James van Riemsdyk (L) – Auston Matthews (L) – Patrick Kane (L)

Johnny Gaudreau (L) – Dylan Larkin (L) – Phil Kessel (R)

Anders Lee (L) – Vince Trocheck (R) – Blake Wheeler (R)

Brandon Saad (L) – Joe Pavelski (R) – Dustin Brown (R)

Jack Eichel (R), Ryan Kesler (R)

Nothing bad can come from putting one of the best young playmaking centers in hockey between two wingers who were born to score goals. The mark of a true star is the relentless work put in to improve every facet of his game. Matthews has sharply increased his faceoff acumen since his rookie year. It is not hyperbole to suggest he could be the first-line center on a lot of national sides.

Sweet, Sweet Fantasy, Baby: (NHL) U.S. Olympic TeamI fashioned the second line to skate their opponents into submission. Larkin is in the same tier of speed as Connor McDavid, Carl Hagelin and Michael Grabner.

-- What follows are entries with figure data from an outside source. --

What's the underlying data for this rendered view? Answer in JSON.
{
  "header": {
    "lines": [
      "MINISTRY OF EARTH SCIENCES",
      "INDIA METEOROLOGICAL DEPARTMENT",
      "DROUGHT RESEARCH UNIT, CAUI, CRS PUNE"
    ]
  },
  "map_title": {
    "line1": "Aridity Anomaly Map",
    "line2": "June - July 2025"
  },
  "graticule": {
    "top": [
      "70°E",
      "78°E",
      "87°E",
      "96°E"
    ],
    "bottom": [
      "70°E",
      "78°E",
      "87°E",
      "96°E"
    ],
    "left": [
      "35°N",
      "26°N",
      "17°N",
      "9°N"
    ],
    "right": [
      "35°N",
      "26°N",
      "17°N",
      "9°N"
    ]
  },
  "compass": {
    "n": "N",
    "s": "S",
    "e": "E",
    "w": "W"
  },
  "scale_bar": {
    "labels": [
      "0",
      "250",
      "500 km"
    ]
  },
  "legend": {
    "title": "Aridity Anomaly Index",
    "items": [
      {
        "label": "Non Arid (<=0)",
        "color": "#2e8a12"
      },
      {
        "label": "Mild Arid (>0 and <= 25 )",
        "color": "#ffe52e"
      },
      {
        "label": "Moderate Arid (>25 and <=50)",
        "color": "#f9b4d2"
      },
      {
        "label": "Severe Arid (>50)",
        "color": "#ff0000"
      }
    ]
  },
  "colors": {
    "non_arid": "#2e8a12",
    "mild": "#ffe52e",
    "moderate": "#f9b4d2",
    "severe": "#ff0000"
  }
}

Toiling anonymously for the Panthers, the Pittsburgh-born Trocheck has scored the third-most goals by any American-born center in the last three seasons. Wheeler is having a phenomenal season in Winnipeg and is always an aggressive penalty killer. The quartet of Trocheck, Wheeler, Saad and Brown give this U.S. team flexibility and solid choices to use at 5-on-5, on the power play or shorthanded.

After vigorous internal debate, our two extra forwards will be two centers. Since Eichel sucks at faceoffs, think of him as a utility turkey – Grade A quality except for this one deficiency. Kesler of course only started playing this season after Christmas due to off-season hip surgery but his all-around skills and Olympic experience cannot be dismissed. Since the start of 2014-15, no currently active American-born player has taken more faceoffs (5218), won more (2993) or had a higher faceoff win percentage (57.4%) than Kesler. The former Selke Award winner is a classic two-way center, and excluding lockout-shortened 2012-13, has nine straight 20-goal seasons.

Also considered: T.J. Oshie, Derek Stepan, Tyler Johnson, Paul Stastny, Jason Zucker, Jake Guentzel

(Note: all stats and positions on leaderboard are correct as of the conclusion of Thursday’s games).